If the bullying online or on your mobile involves physical threats, like threats to hurt or fight you, contact the police. Making threats of harm is criminal behaviour in New Zealand.
Bring in any evidence you have when you meet with the police (messages stored on your phone or print outs of screenshots). If you are worried about your safety contact the Police immediately.
Cyberbullying at your school
If you think the people bullying you are at your school tell the Principal or Deputy Principal as soon as possible. Schools in New Zealand want all students to be safe and teachers want to help stop bullying.
Cyberbullying on Facebook
Report it - usually there is a “Report Abuse” button or "Safety" link.
Cyberbullying on IM
If you can, block the bullying messages coming through.
Take screenshots of any nasty messages sent to you and save them as evidence.
Cyberbullying and your mobile
If you are being bullied on your mobile contact your phone company.
Report the abuse and ask them to take action.
What can I do to help someone being cyberbullied?
If a friend comes to you for help reassure them that they've done the right thing by talking with someone.
Tell them not to reply to mean or nasty messages.
Make sure they save the bullying messages on their phone and/or take screenshots of website and chat abuse.

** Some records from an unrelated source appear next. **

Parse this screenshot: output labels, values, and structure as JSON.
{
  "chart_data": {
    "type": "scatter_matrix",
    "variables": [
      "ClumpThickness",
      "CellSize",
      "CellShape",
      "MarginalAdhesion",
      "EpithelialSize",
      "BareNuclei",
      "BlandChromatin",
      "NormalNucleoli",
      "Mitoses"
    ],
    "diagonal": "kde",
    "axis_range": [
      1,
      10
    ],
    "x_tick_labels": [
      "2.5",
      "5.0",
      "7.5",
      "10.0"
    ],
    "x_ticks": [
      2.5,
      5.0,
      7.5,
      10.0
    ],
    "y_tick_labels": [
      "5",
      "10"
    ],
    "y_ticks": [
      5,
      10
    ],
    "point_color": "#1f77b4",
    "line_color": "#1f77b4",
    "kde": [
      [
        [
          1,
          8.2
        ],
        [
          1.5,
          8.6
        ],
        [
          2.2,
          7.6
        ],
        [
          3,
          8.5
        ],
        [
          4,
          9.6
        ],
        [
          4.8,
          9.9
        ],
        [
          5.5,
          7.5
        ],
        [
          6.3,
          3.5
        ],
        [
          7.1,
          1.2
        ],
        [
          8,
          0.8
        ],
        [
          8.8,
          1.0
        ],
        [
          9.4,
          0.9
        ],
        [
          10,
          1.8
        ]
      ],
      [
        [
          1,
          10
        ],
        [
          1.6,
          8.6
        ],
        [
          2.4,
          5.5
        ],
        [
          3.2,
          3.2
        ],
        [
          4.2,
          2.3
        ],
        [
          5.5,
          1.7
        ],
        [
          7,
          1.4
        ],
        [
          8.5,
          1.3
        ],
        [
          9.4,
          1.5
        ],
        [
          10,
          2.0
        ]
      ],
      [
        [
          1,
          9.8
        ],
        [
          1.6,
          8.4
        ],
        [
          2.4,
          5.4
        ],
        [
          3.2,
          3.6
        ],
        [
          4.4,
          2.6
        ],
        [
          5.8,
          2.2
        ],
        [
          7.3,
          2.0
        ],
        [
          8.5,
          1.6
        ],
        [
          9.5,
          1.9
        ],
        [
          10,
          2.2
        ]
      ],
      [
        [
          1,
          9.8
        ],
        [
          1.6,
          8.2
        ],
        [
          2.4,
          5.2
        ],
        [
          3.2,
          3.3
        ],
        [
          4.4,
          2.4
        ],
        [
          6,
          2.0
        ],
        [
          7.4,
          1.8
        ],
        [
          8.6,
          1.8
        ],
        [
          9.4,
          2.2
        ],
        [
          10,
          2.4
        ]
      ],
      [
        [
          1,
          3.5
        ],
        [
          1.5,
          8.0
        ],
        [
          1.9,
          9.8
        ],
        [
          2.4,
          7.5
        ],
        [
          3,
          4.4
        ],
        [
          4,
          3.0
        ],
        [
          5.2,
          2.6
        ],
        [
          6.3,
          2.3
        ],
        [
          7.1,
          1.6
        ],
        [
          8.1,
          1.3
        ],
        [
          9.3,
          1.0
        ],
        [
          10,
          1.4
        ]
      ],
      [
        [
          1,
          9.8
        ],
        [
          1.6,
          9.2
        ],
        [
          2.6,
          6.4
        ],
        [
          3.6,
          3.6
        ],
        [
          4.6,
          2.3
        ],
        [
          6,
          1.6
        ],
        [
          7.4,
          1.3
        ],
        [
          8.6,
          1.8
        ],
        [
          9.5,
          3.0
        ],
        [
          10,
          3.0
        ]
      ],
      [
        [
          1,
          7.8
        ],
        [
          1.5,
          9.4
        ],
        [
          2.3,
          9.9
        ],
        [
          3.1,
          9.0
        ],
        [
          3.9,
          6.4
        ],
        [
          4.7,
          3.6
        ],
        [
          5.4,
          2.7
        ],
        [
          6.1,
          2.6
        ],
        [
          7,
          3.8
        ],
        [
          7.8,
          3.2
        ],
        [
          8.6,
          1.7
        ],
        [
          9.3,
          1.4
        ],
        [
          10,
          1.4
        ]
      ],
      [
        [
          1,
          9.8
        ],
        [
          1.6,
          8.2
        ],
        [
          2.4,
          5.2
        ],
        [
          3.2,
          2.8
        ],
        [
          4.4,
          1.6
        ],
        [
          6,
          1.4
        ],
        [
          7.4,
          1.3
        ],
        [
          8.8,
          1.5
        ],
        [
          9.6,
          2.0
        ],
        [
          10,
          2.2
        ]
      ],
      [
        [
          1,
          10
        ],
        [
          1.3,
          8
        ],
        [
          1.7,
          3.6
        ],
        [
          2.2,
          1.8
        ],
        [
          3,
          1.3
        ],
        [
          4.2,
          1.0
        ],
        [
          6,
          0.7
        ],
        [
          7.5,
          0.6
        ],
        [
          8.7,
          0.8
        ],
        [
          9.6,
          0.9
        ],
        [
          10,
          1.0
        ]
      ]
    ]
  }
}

This is important so that proof of the bullying is recorded and can be used as evidence later on.
If you see that someone is being cyberbullied, contact them and let them know that you support them. This can help them feel less isolated. Reporting the cyberbullying to someone who can help, like an adult you trust or to the website where the bullying is happening. You can do that anonymously if you want to protect your identity.
Cyberbullying on mobile phones
If they are receiving bullying text messages or calls they should tell their mobile phone company.
If they already have evidence of bullying texts the company should be able to take action.
When to call the police
If any cyberbullying threatens harm - like hurting or fighting - this breaks the law. Save the evidence and contact the Police.
What if I'm scared about getting involved?
If you witness any form of cyberbullying but are worried about helping you can still do the following:
• If you see cyberbullying online then report the problem anonymously to the website where bullying takes place.
• You can also try to talk to the target of bullying away from an audience. Bystanders who support people being bullied can make that person feel less isolated.